The Next Generation of iPhone Productivity Apps is Here




When I purchased my first iPhone in late 2009, I had high hopes that it would somehow transform me into a more productive person — the kind who procrastinates less, multitasks more and accomplishes tasks while on the go.

It didn't exactly turn out that way. Email apps only let me accumulate more unread mail in my inbox, to-do list apps simply encouraged me to build longer to-do lists and even the best calendar apps were generally too clunky for me to enjoy using on a daily basis.

In recent months, though, this has started to change thanks to a few innovative startups who have taken lessons from what did and didn't work with productivity apps during the first five years of the App Store's existence. Suddenly, there is a suite of email, calendar, to-do list and personal assistant apps designed based on the needs and usage habits of smartphone users, which make most of the apps that came before seem dated.

If there was ever any doubt that email apps on iPhone fall short of what users want, Mailbox proved it by amassing a wait list of more than 750,000 people. Mailbox, which started to be rolled out earlier this month, lets you sort and schedule incoming emails with intuitive swipe gestures so you can better manage your inbox while on-the-go.

"One of the primary uses for email on the phone is triage," Gentry Underwood, CEO of Orchestra, told Mashable in a previous interview. Many smartphone users, myself included, just want a quick way to deal with the never-ending torrent of messages while away from their desk or home. "It really is different than desktop," he says. "For the most part, apps that exist have tried to cram an existing desktop experience into a mobile phone. That's not a very effective way of building a good tool."

If you search for "calendar" in Apple's App Store, it will bring up more than 4,500 results. Until very recently, though, even the best calendar apps available on the iPhone stuck to the design and functionality of a traditional printed calendar. As with Apple's default calendar app on iPhone, these apps were a little clunky to update, didn't really integrate much with other platforms and lacked the kind of design flourishes that would compel you to play with the app on a regular basis.

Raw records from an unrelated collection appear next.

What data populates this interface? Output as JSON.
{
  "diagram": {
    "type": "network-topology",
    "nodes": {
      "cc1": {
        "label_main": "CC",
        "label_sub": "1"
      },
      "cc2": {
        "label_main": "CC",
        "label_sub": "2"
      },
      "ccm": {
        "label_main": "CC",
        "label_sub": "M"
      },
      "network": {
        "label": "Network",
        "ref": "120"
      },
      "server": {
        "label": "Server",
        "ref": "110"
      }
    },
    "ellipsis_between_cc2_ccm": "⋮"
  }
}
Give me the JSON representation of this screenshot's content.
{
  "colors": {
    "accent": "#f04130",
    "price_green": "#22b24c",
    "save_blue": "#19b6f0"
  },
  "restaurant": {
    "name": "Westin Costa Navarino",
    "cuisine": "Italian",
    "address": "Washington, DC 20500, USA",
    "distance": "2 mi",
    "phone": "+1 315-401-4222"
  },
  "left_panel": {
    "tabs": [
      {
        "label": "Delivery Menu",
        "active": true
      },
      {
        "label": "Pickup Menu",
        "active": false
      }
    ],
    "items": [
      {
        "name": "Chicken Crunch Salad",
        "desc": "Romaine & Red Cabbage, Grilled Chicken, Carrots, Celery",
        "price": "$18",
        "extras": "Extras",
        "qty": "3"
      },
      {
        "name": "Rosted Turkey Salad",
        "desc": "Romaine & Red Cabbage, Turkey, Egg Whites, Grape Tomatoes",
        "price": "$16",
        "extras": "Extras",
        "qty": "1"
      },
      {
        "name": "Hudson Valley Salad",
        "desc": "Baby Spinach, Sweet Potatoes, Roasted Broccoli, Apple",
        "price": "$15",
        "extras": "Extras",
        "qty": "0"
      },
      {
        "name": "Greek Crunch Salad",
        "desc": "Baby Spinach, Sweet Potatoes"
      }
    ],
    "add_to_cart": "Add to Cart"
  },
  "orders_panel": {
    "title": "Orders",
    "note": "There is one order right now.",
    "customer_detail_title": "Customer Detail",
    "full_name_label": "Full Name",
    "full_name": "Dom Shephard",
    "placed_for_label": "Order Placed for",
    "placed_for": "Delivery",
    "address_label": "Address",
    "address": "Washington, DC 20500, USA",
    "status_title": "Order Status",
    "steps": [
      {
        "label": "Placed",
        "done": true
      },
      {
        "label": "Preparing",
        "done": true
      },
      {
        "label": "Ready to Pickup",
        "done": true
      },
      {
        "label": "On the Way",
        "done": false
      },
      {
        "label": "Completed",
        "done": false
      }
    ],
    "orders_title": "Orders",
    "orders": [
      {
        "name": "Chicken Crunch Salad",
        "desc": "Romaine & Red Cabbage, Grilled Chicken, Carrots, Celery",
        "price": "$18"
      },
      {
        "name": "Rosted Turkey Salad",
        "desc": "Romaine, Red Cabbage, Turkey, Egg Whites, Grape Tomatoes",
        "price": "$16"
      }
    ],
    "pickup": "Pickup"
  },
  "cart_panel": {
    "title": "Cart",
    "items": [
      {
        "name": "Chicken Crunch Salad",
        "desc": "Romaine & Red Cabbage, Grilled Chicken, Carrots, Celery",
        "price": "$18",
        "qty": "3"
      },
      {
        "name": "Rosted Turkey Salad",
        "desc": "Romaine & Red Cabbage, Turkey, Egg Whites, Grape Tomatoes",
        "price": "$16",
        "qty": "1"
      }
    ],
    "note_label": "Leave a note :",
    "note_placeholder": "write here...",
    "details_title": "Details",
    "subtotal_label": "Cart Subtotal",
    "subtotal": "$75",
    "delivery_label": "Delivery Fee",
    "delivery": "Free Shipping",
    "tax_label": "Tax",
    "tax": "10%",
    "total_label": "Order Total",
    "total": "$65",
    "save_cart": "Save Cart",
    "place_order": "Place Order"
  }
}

Any.DO launched its sleek to-do list app on iPhone in mid-2012, but it was an update to the app this week that really caught my attention. After tracking how its user base — now in the millions — engaged with the app, the Any.DO team realized that user engagement drops off if they create a giant to-do list because it becomes too much to tackle. With that in mind, Any.DO released Moment, a daily reminder that prompts the user to take a moment to schedule the tasks on their list for that day.